The film, which is being sold by Elle Driver and distributed in France by Wild Bunch, follows the experience of a juvenile delinquent named Malony from ages 6 to 18, with Deneuve playing a judge trying to intervene. It’s Deneuve’s second collaboration with Bercot after “On My Way,” which premiered in competition at the 2013 Berlin Film Festival.
It hasn’t yet been decided whether “La Tete haute” will premiere in or out of competition. The film is co-written by Bercot and Marcia Romano, and also stars Benoit Magimel and Sara Forestier.
Bercot will be the first female director to open the festival since 1987, when Cannes kicked off with Diane Kurys’ “A Man in Love.” Although she began her career as an actress (with credits including “Class Trip,” “A tout de suite” and “Carlos”), Bercot has become better known in recent years as a writer-director. She made her helming debut in 2001 with “Clement,” which premiered at Cannes in Un Certain Regard.
Bercot may be doing double duty at this year’s Cannes: She’s also starring in Maiwenn’s “Mon roi,” a French film widely expected to premiere in the official selection.
Observers close to the festival noted that, after a run of splashy, star-powered opening entries (“Midnight in Paris,” “Moonrise Kingdom,” “The Great Gatsby,” “Grace of Monaco”), festival topper Thierry Fremaux had been looking specifically for a French entry to kick off the festivities, especially in a year when the main competition jury is being presided over by two American directors, Joel and Ethan Coen.
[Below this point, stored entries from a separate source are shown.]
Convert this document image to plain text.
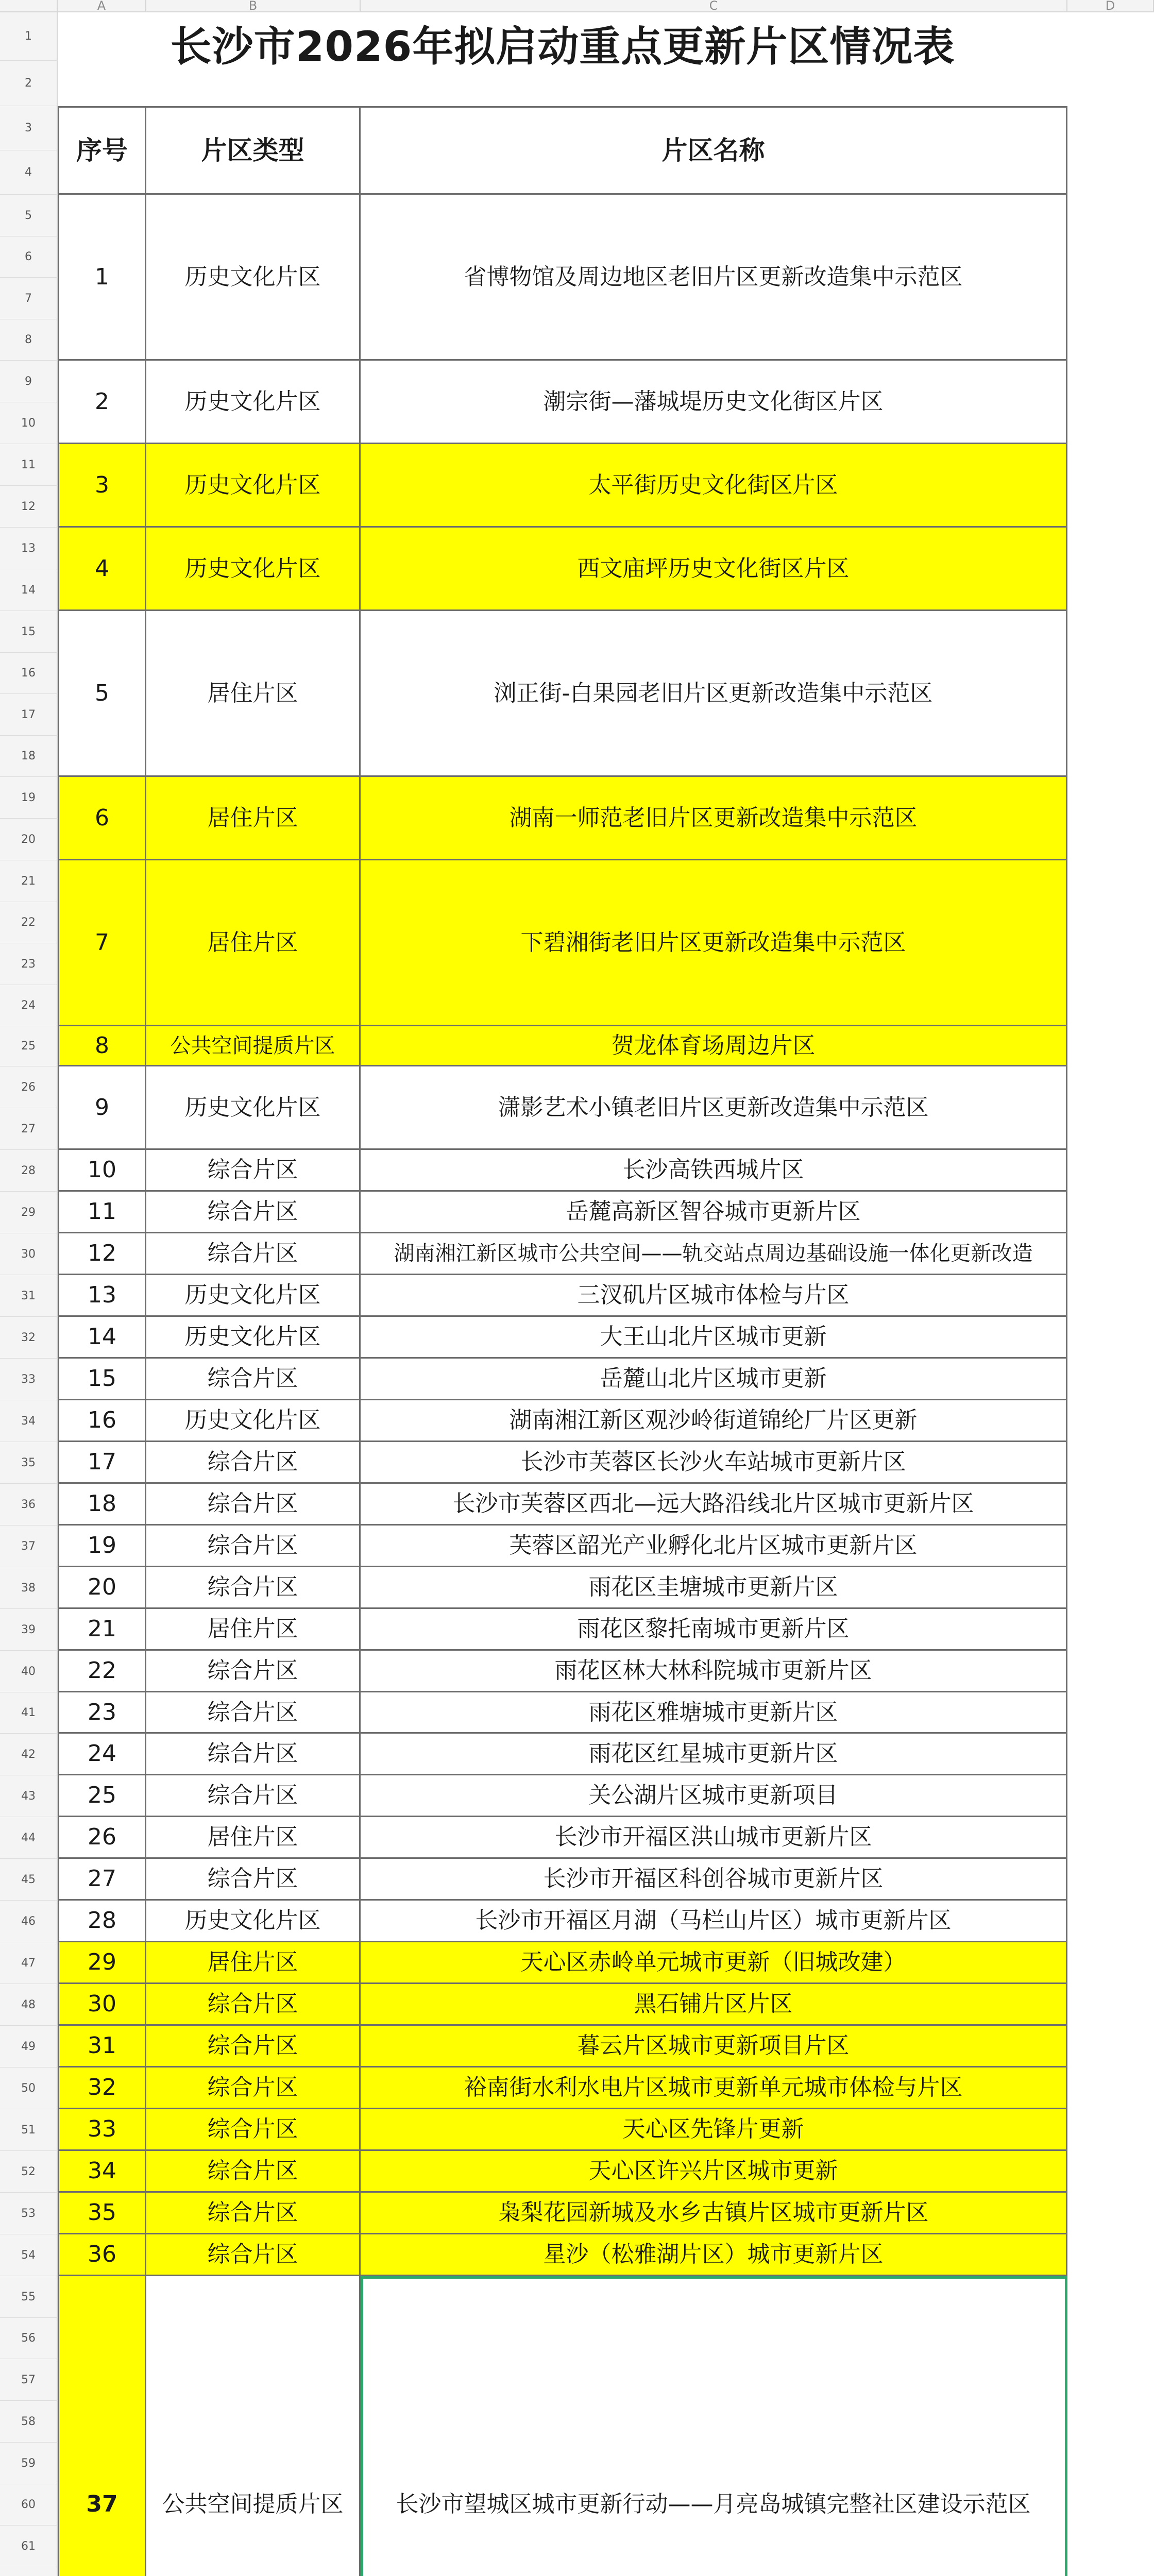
A	B	C	D
1
2
3
4
5
6
7
8
9
10
11
12
13
14
15
16
17
18
19
20
21
22
23
24
25
26
27
28
29
30
31
32
33
34
35
36
37
38
39
40
41
42
43
44
45
46
47
48
49
50
51
52
53
54
55
56
57
58
59
60
61
长沙市2026年拟启动重点更新片区情况表
序号	片区类型	片区名称
1	历史文化片区	省博物馆及周边地区老旧片区更新改造集中示范区
2	历史文化片区	潮宗街—藩城堤历史文化街区片区
3	历史文化片区	太平街历史文化街区片区
4	历史文化片区	西文庙坪历史文化街区片区
5	居住片区	浏正街-白果园老旧片区更新改造集中示范区
6	居住片区	湖南一师范老旧片区更新改造集中示范区
7	居住片区	下碧湘街老旧片区更新改造集中示范区
8	公共空间提质片区	贺龙体育场周边片区
9	历史文化片区	潇影艺术小镇老旧片区更新改造集中示范区
10	综合片区	长沙高铁西城片区
11	综合片区	岳麓高新区智谷城市更新片区
12	综合片区	湖南湘江新区城市公共空间——轨交站点周边基础设施一体化更新改造
13	历史文化片区	三汊矶片区城市体检与片区
14	历史文化片区	大王山北片区城市更新
15	综合片区	岳麓山北片区城市更新
16	历史文化片区	湖南湘江新区观沙岭街道锦纶厂片区更新
17	综合片区	长沙市芙蓉区长沙火车站城市更新片区
18	综合片区	长沙市芙蓉区西北—远大路沿线北片区城市更新片区
19	综合片区	芙蓉区韶光产业孵化北片区城市更新片区
20	综合片区	雨花区圭塘城市更新片区
21	居住片区	雨花区黎托南城市更新片区
22	综合片区	雨花区林大林科院城市更新片区
23	综合片区	雨花区雅塘城市更新片区
24	综合片区	雨花区红星城市更新片区
25	综合片区	关公湖片区城市更新项目
26	居住片区	长沙市开福区洪山城市更新片区
27	综合片区	长沙市开福区科创谷城市更新片区
28	历史文化片区	长沙市开福区月湖（马栏山片区）城市更新片区
29	居住片区	天心区赤岭单元城市更新（旧城改建）
30	综合片区	黑石铺片区片区
31	综合片区	暮云片区城市更新项目片区
32	综合片区	裕南街水利水电片区城市更新单元城市体检与片区
33	综合片区	天心区先锋片更新
34	综合片区	天心区许兴片区城市更新
35	综合片区	枭梨花园新城及水乡古镇片区城市更新片区
36	综合片区	星沙（松雅湖片区）城市更新片区
37	公共空间提质片区	长沙市望城区城市更新行动——月亮岛城镇完整社区建设示范区
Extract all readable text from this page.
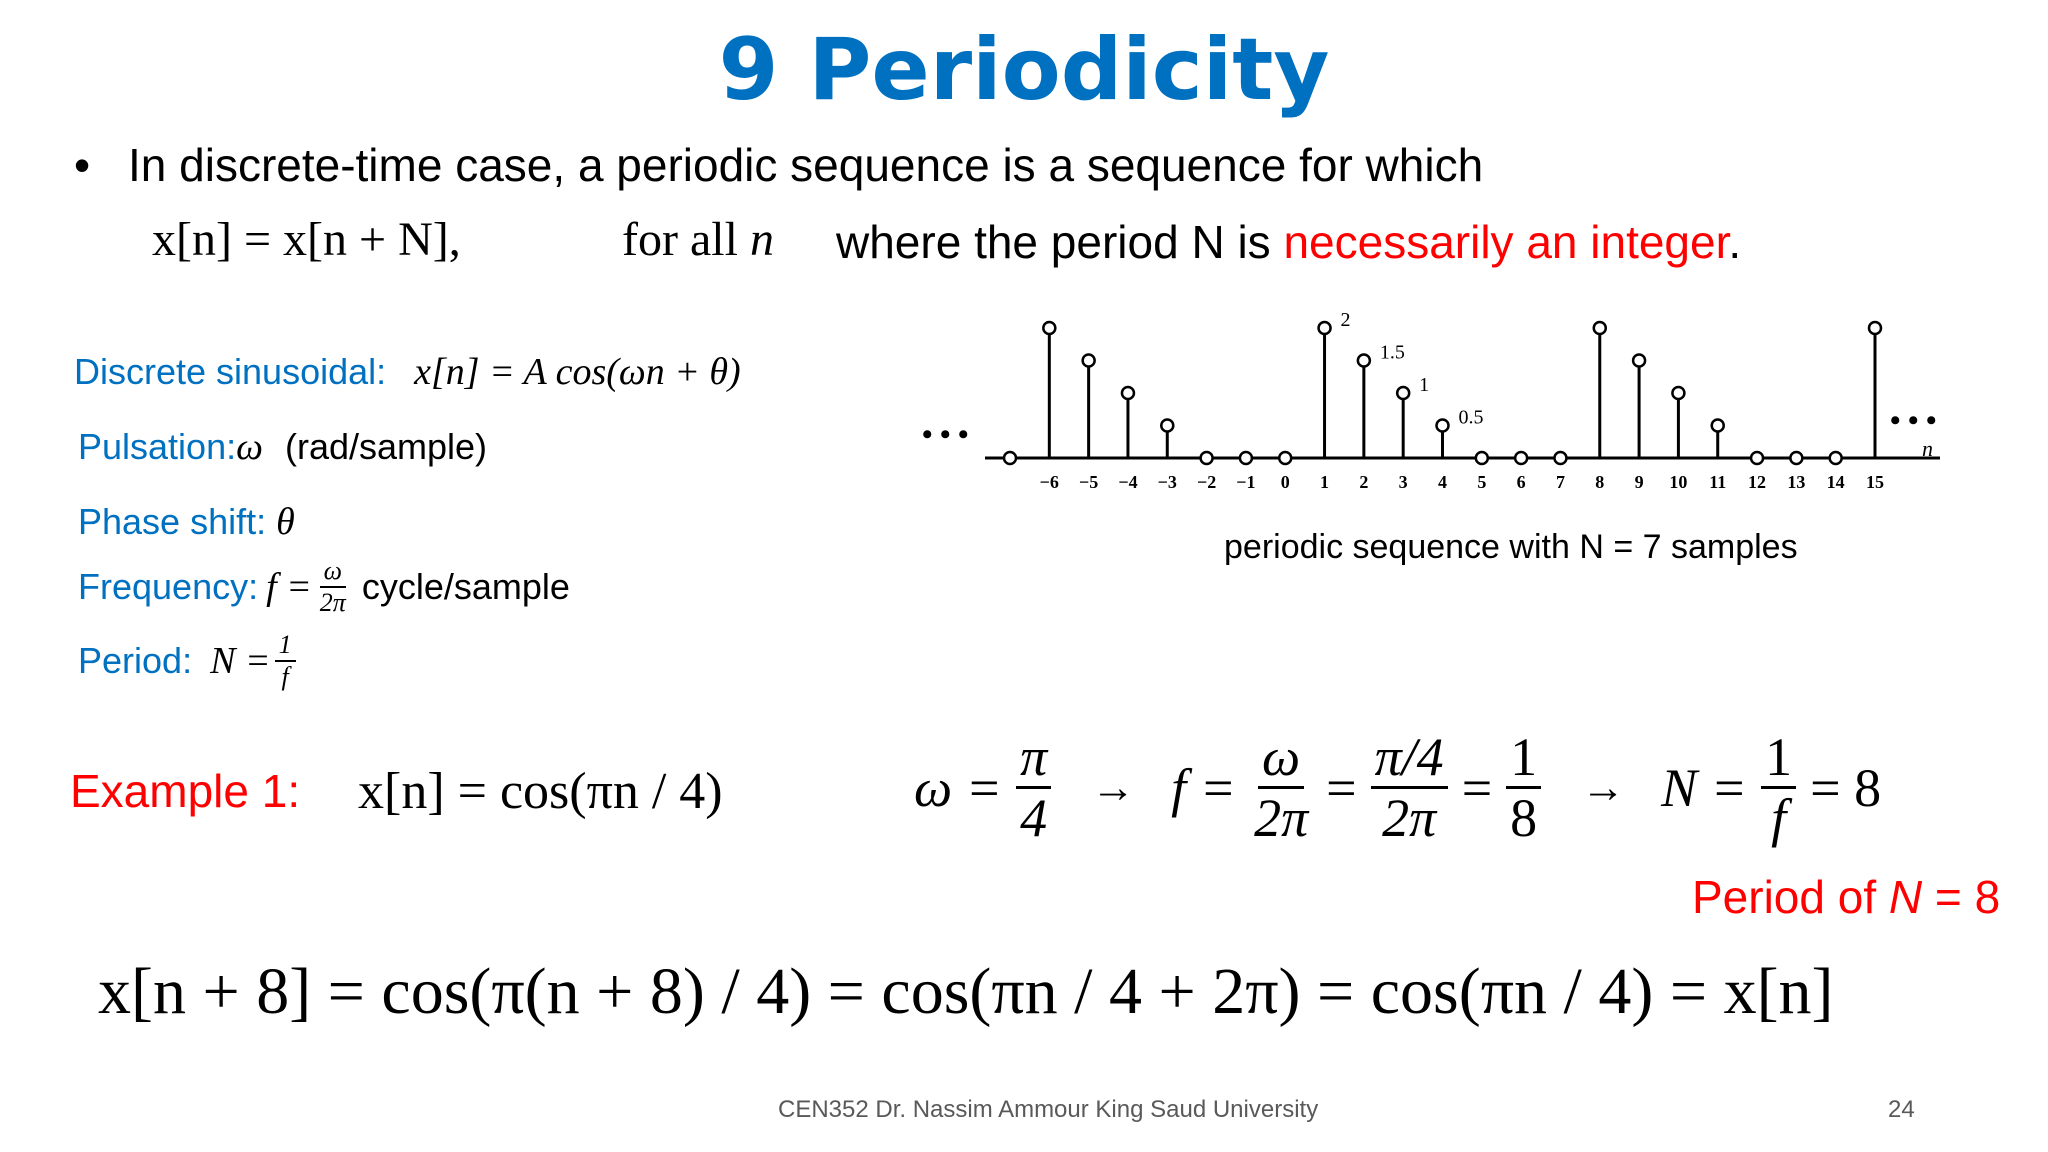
9 Periodicity
• In discrete-time case, a periodic sequence is a sequence for which
x[n] = x[n + N],	for all n where the period N is necessarily an integer.
Discrete sinusoidal: x[n] = A cos(ωn + θ)
Pulsation:ω (rad/sample)
Phase shift: θ
Frequency: $f = \frac{\omega}{2\pi}$ cycle/sample
Period: $N = \frac{1}{f}$
• • •	• • •
n
−6 −5 −4 −3 −2 −1 0 1 2 3 4 5 6 7 8 9 10 11 12 13 14 15
2
1.5
1
0.5
periodic sequence with N = 7 samples
Example 1: x[n] = cos(πn / 4)	$\omega = \frac{\pi}{4} \to f = \frac{\omega}{2\pi} = \frac{\pi/4}{2\pi} = \frac{1}{8} \to N = \frac{1}{f} = 8$
Period of N = 8
x[n + 8] = cos(π(n + 8) / 4) = cos(πn / 4 + 2π) = cos(πn / 4) = x[n]
CEN352 Dr. Nassim Ammour King Saud University	24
The last time a solely French-produced film opened Cannes was in 2005, with Dominik Moll’s “Lemming.”
With the official selection due to be announced this Thursday, April 16, Cannes programmers waited a bit longer than usual to unveil this year’s curtain-raiser, given that “Grace of Monaco” (2014) was announced as the opening-night film in January, while “The Great Gatsby” (2013) and “Moonrise Kingdom” (2012) were both announced in early March. Still, it’s hardly the first time this decision has gone down to the wire: The festival waited until as late as April to announce past opening-night films such as “My Blueberry Nights” (2007) and “Blindness” (2008).
The Cannes Film Festival runs May 13-24.